Ray’s practice has focused on clients affected by telecommunications regulation, whether or not they are engaged in the commercial provision of telecommunications services. These include clients who use licensed or unlicensed communications facilities such as land mobile dispatch systems, internal point-to-point microwave systems, point-to-multipoint microwave systems, and aviation and maritime communication systems. Such clients include electric utilities and companies that manufacture, import, or market devices containing digital circuitry that are subject to FCC equipment authorization requirements.
In most cases, Ray’s practice has involved assisting clients in obtaining FCC licenses, obtaining rule waivers for unique operations, or obtaining FCC consent for transactions to purchase or sell spectrum or licensed facilities. In some cases, Ray has assisted clients in responding to FCC enforcement actions.

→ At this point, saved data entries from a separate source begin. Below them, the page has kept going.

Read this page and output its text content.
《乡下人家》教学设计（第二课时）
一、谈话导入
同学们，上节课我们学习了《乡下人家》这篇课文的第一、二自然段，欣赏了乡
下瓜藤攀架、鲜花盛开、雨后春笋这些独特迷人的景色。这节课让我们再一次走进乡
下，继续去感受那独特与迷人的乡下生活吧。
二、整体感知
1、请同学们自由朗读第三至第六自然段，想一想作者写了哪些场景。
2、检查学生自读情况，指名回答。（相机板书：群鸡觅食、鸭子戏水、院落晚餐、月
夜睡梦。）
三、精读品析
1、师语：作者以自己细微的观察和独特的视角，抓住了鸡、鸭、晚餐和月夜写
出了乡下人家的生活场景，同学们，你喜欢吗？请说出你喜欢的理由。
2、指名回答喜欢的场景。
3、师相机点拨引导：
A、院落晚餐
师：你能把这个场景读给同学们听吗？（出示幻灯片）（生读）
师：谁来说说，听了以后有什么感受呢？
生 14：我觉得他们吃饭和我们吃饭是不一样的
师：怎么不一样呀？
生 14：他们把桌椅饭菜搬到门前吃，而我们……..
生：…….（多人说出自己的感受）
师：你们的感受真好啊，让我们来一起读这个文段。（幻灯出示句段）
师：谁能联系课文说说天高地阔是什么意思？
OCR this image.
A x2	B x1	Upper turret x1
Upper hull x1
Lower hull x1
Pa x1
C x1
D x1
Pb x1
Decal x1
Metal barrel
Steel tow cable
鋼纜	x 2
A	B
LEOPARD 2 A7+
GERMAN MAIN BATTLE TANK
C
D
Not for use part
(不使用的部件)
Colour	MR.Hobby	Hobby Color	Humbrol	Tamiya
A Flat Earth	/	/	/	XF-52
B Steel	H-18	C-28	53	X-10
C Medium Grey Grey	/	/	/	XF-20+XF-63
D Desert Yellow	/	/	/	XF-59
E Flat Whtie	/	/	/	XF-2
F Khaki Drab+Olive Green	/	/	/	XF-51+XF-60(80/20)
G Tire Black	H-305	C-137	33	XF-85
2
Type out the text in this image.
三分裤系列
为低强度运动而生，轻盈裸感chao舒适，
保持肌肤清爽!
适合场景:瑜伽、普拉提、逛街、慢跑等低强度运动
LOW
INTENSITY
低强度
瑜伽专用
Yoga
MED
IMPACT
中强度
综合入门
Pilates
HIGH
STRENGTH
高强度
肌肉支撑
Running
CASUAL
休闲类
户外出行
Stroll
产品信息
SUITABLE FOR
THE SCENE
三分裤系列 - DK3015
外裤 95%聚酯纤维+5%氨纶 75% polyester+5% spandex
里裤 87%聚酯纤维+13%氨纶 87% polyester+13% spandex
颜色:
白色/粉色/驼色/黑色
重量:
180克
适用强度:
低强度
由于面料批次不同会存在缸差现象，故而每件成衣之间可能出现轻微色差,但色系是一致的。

Ray has represented electric utilities in pole attachment negotiations; municipalities in developing cable TV franchising agreements or local ordinances; and public safety entities and other organizations in defending their spectrum allocations.
FCC Experience
Before leaving the FCC in 1988 to enter private law practice, Ray was in training for the Government’s Senior Executive Service. He was chief, Special Services Division, of the Private Radio Bureau (now the Wireless Bureau). Ray was also a trial attorney in the Broadcast Bureau (today, the Media Bureau); head of the Compliance Division of the Private Radio Bureau; and responsible for the regulation of aviation, maritime, and personal radio services. He participated in U.S. delegations to the International Maritime Organization (IMO) and to the Inter-American Telecommunication Commission (CITEL).